Marka tescil sürecinde Enstitü adına karar alan iki organ mevcuttur. Bu organlar “markalar dairesi başkanlığı” ve “yeniden inceleme ve değerlendirme kurulu”dur. Markalar Dairesi Başkanlığı, diğer görevlerinin yanı sıra marka tescil başvurularının ilgili mevzuat hükümlerine göre kayıt, dosyalama, araştırma, inceleme, değerlendirme ve tescil işlemlerini yapmaktadır. Yeniden İnceleme ve Değerlendirme Kurulu ise sınai mülkiyet haklarının tescil işlemleri ile ilgili olarak Markalar Dairesi Başkanlığı’nın almış olduğu kararlara karşı başvuru sahipleri veya üçüncü kişiler tarafından yapılacak itirazların incelenmesi ve de değerlendirilmesini yapmakla yükümlüdür. Bu kurulun kararları Enstitü’nün nihai kararı niteliğindedir ve bu kararlara karşı Ankara Fikri ve Sınai Haklar Hukuk Mahkemelerinde dava açılabilmektedir.

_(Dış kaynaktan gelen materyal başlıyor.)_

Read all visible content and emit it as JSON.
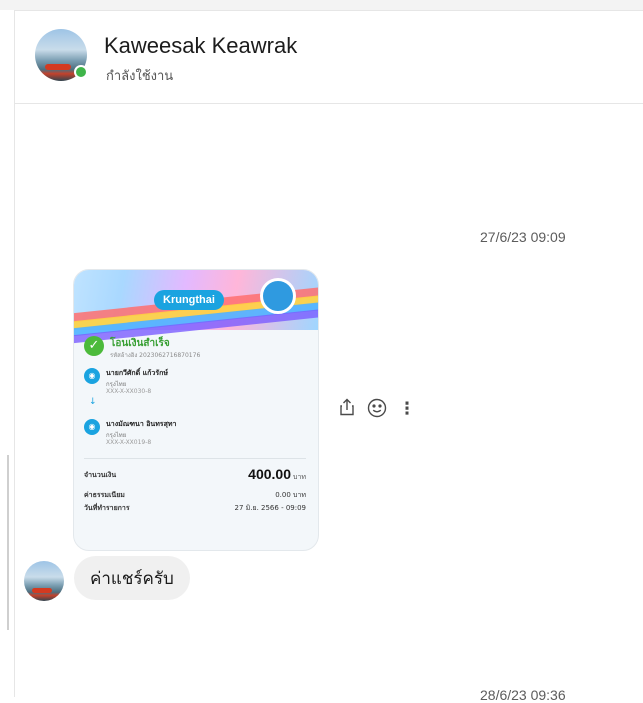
{
  "header": {
    "contact_name": "Kaweesak Keawrak",
    "status": "กำลังใช้งาน",
    "presence_color": "#3fb54a"
  },
  "messages": [
    {
      "timestamp": "27/6/23 09:09",
      "receipt": {
        "bank": "Krungthai",
        "title": "โอนเงินสำเร็จ",
        "reference": "รหัสอ้างอิง 2023062716870176",
        "sender": {
          "name": "นายกวีศักดิ์ แก้วรักษ์",
          "bank": "กรุงไทย",
          "account": "XXX-X-XX030-8"
        },
        "receiver": {
          "name": "นางมัณฑนา อินทรสุทา",
          "bank": "กรุงไทย",
          "account": "XXX-X-XX019-8"
        },
        "amount_label": "จำนวนเงิน",
        "amount_value": "400.00",
        "amount_unit": "บาท",
        "fee_label": "ค่าธรรมเนียม",
        "fee_value": "0.00 บาท",
        "date_label": "วันที่ทำรายการ",
        "date_value": "27 มิ.ย. 2566 - 09:09"
      },
      "text": "ค่าแชร์ครับ"
    },
    {
      "timestamp": "28/6/23 09:36"
    }
  ],
  "actions": {
    "share_icon": "share-icon",
    "emoji_icon": "emoji-icon",
    "more_icon": "more-icon"
  }
}
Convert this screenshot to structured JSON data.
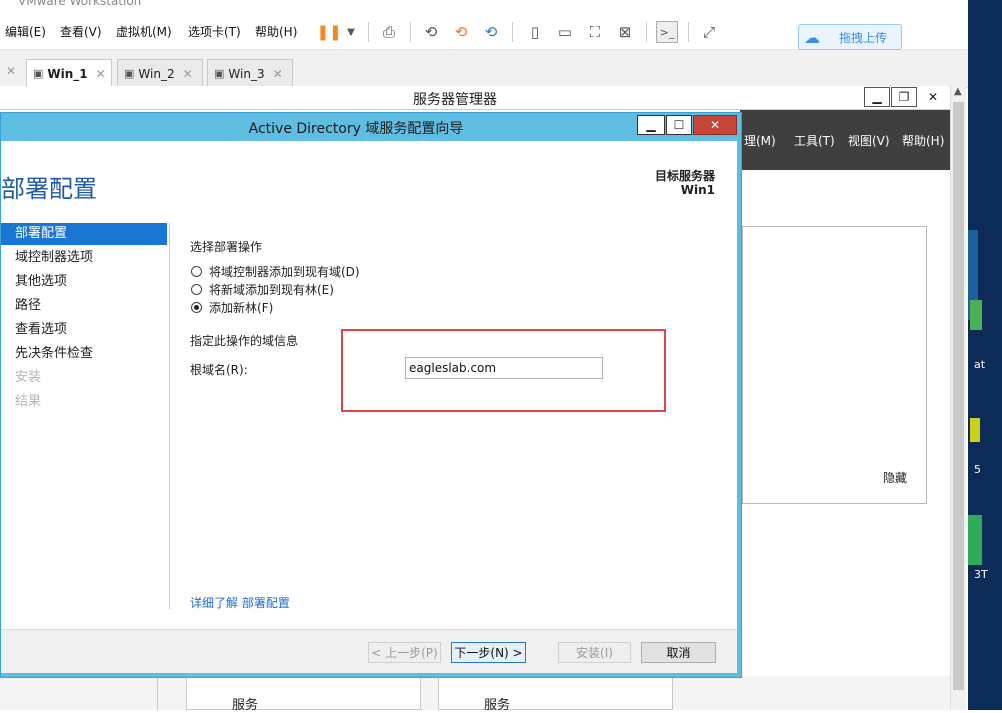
{
  "vmware": {
    "title": "VMware Workstation",
    "menu": [
      {
        "label": "编辑(E)"
      },
      {
        "label": "查看(V)"
      },
      {
        "label": "虚拟机(M)"
      },
      {
        "label": "选项卡(T)"
      },
      {
        "label": "帮助(H)"
      }
    ],
    "upload_label": "拖拽上传",
    "tabs": [
      {
        "label": "Win_1",
        "active": true
      },
      {
        "label": "Win_2",
        "active": false
      },
      {
        "label": "Win_3",
        "active": false
      }
    ]
  },
  "server_manager": {
    "title": "服务器管理器",
    "menu": [
      {
        "label": "理(M)"
      },
      {
        "label": "工具(T)"
      },
      {
        "label": "视图(V)"
      },
      {
        "label": "帮助(H)"
      }
    ],
    "panel_hide_label": "隐藏",
    "tile_label": "服务"
  },
  "wizard": {
    "title": "Active Directory 域服务配置向导",
    "heading": "部署配置",
    "target_label": "目标服务器",
    "target_value": "Win1",
    "nav": [
      {
        "label": "部署配置",
        "state": "active"
      },
      {
        "label": "域控制器选项",
        "state": "normal"
      },
      {
        "label": "其他选项",
        "state": "normal"
      },
      {
        "label": "路径",
        "state": "normal"
      },
      {
        "label": "查看选项",
        "state": "normal"
      },
      {
        "label": "先决条件检查",
        "state": "normal"
      },
      {
        "label": "安装",
        "state": "disabled"
      },
      {
        "label": "结果",
        "state": "disabled"
      }
    ],
    "operation_section": "选择部署操作",
    "options": [
      {
        "label": "将域控制器添加到现有域(D)",
        "selected": false
      },
      {
        "label": "将新域添加到现有林(E)",
        "selected": false
      },
      {
        "label": "添加新林(F)",
        "selected": true
      }
    ],
    "domain_info_section": "指定此操作的域信息",
    "root_domain_label": "根域名(R):",
    "root_domain_value": "eagleslab.com",
    "more_link": "详细了解 部署配置",
    "buttons": {
      "prev": "< 上一步(P)",
      "next": "下一步(N) >",
      "install": "安装(I)",
      "cancel": "取消"
    }
  },
  "desktop": {
    "labels": [
      "at",
      "5",
      "3T"
    ]
  },
  "colors": {
    "wizard_frame": "#60bde2",
    "nav_active": "#1976d2",
    "heading": "#1e5aa6",
    "highlight_box": "#e04545",
    "link": "#1e6ccf"
  }
}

MarKHK m. 47 uyarınca Enstitü’nün tescil sürecindeki kararlarına itiraz edilebilmesi mümkündür. İtiraz hakkına sahip olan kişiler kurulun kararları nedeniyle zarar gören kimselerdir. İtiraz kararın bildirim tarihinden itibaren 2 içinde yapılır. Markalar Dairesi itirazın haklı olduğuna kanaat getirirse kararını düzeltebilir. Bu, alınan kararla ilgili işlemlere doğrudan taraf olmayan kişilerin itirazı halinde uygulanmaz.

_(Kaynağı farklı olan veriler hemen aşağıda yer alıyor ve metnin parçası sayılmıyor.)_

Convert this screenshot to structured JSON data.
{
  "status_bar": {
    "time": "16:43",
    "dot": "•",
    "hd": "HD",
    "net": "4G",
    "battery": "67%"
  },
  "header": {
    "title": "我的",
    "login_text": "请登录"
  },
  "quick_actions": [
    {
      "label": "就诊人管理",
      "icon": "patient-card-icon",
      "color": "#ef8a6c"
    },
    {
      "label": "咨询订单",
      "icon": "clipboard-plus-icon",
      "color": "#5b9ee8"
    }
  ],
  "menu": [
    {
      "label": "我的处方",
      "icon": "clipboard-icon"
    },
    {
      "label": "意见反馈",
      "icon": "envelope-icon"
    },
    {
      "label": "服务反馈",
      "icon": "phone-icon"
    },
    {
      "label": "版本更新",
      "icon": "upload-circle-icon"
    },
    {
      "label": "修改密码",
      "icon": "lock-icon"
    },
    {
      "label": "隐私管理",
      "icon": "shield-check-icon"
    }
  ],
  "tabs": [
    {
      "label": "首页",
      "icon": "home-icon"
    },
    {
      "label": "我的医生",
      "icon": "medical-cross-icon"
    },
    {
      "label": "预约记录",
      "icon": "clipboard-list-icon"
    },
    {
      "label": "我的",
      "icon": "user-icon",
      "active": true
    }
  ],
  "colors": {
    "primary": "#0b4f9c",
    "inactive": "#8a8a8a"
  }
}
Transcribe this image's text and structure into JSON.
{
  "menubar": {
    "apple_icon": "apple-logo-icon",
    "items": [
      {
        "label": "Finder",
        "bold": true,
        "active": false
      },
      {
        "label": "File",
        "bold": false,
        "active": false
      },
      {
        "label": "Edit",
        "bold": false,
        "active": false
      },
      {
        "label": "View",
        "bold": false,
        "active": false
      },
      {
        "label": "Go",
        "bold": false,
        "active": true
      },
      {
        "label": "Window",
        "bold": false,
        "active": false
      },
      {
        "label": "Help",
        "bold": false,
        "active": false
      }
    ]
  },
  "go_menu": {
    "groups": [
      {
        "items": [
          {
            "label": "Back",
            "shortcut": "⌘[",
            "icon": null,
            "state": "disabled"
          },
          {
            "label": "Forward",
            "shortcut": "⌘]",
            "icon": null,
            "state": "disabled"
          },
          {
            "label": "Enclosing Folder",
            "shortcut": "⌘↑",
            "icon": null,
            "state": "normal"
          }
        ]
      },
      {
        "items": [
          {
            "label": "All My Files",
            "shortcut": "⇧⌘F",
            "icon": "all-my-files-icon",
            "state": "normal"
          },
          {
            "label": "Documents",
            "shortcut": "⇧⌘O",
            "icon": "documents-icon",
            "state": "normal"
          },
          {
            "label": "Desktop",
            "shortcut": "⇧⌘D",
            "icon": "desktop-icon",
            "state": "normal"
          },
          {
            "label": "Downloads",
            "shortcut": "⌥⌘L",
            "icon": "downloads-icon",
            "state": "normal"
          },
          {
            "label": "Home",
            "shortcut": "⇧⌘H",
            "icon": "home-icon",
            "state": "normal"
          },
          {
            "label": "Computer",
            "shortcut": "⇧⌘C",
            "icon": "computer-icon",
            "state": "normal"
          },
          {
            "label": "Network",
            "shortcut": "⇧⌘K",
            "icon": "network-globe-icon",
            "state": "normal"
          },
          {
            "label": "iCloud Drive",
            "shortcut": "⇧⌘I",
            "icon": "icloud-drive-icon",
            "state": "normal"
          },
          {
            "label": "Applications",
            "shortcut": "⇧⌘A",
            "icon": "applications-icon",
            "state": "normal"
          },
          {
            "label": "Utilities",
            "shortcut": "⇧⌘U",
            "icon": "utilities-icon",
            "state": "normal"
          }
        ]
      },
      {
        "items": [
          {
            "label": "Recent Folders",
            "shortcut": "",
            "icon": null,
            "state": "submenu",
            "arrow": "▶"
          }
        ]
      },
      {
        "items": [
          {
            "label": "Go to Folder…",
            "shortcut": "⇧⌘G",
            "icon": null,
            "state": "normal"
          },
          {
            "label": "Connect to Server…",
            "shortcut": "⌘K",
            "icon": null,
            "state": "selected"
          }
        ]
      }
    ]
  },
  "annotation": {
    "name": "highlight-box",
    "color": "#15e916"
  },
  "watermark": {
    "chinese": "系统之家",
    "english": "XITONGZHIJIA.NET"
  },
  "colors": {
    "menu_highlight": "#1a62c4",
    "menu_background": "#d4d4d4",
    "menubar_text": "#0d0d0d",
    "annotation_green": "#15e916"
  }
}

Markalar Dairesi Başkanlığı, yapılan itirazı kabul etmezse itirazı herhangi bir yorumda bulunmadan Yeniden İnceleme ve Değerlendirme Kurulu’na gönderir.

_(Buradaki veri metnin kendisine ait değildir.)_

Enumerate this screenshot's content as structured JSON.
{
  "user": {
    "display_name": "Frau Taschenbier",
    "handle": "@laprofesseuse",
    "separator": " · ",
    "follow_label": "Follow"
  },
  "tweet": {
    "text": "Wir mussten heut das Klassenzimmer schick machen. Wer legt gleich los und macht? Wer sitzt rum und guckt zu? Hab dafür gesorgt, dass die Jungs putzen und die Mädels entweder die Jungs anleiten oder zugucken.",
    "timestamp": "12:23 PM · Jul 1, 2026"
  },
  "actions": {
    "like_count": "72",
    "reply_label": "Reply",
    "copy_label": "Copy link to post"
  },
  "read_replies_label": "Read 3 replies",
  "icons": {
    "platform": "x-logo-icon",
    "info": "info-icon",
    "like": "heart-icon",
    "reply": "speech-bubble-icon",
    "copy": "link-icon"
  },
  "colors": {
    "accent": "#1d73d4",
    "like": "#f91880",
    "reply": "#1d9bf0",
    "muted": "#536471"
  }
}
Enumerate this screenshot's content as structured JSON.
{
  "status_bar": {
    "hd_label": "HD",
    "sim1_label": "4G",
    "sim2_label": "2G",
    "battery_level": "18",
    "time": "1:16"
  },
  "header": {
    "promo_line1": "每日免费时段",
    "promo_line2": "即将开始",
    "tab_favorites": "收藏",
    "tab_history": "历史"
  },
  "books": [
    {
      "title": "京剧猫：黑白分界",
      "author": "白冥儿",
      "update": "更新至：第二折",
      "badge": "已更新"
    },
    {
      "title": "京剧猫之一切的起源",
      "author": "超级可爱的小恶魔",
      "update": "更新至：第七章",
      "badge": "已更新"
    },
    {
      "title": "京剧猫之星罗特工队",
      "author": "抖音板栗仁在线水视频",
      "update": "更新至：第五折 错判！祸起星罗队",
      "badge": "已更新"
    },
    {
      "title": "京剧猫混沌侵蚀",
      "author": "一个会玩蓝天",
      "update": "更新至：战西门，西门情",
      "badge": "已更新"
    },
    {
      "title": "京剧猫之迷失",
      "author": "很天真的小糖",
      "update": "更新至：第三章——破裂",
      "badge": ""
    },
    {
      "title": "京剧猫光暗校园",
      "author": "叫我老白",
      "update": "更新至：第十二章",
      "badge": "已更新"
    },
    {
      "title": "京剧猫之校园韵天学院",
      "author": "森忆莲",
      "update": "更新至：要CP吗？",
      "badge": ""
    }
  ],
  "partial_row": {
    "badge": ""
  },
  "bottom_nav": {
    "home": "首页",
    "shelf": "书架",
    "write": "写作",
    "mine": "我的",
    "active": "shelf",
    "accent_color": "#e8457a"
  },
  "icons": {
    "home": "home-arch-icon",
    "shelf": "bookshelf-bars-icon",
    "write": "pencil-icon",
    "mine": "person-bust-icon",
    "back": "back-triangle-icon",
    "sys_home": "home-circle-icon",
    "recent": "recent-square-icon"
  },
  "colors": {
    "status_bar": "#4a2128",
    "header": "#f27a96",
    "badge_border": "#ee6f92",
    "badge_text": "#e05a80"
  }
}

Enstitü’nün nihai kararı niteliğini taşıyan kararı niteliğini taşıyan kurulun itiraza ilişkin kararın bildirim tarihinden itibaren 2 ay içinde ihtisas mahkemelerinde dava açılabilir. Yargıtay’ın yerleşik uygulamasına göre, itirazda bulunan kurul kararına karşı açacağı davada itiraz dilekçesinde ileri sürdüğü sebeplerle bağlıdır(Yargıtay HGK E.2003/11-578, K.2003/703, T.19.11.2003, Yargıtay 11. HD E.2003/1241, K.2003/6759 T.23.06.2003).
Haklarında idari prosedür içerisinde itiraz yolu tüketilmemiş, bir diğer ifadeyle itiraz yoluyla Yeniden İnceleme ve Değerlendirme Kurulu’nın önüne taşınmamış Enstitü kararlarına karşı “doğrudan” dava açılması mümkün değildir.
Kurulun kararlarına karşı açılacak olan davaların konusu kural olarak “tesis edilen işlemin iptalidir.” Ancak başvurunun marka bülteninde yayınlanması sonrasında üçüncü kişiler tarafından kabul edilmesi ya da başvurunun reddine ilişkin Markalar Dairesi Başkanlığı’nın kararına yönelik itirazın kurulca reddedilmesi olasılıklarında markanın tescilinin istenip istenemeyeceği hususundaki tartışmalara Yargıtay 11. HD E. 2001/15627, K.2001/18669 T.5.11.2001 tarihli kararıyla istenebileceğini içtihat etmişsede başta Yasaman olmak üzere doktrindeki yazarlar istenemeyeceğini(Yasaman Marka Hukuku Şerhi C.II. S.946) ifade etmiştir ve şuandaki uygulama istenemeyeceği yönündedir.
Zira, dava idari işlemin iptaline ilişkindir ve prosedüre kaldığı yerden devam edilmesi gerekmektedir.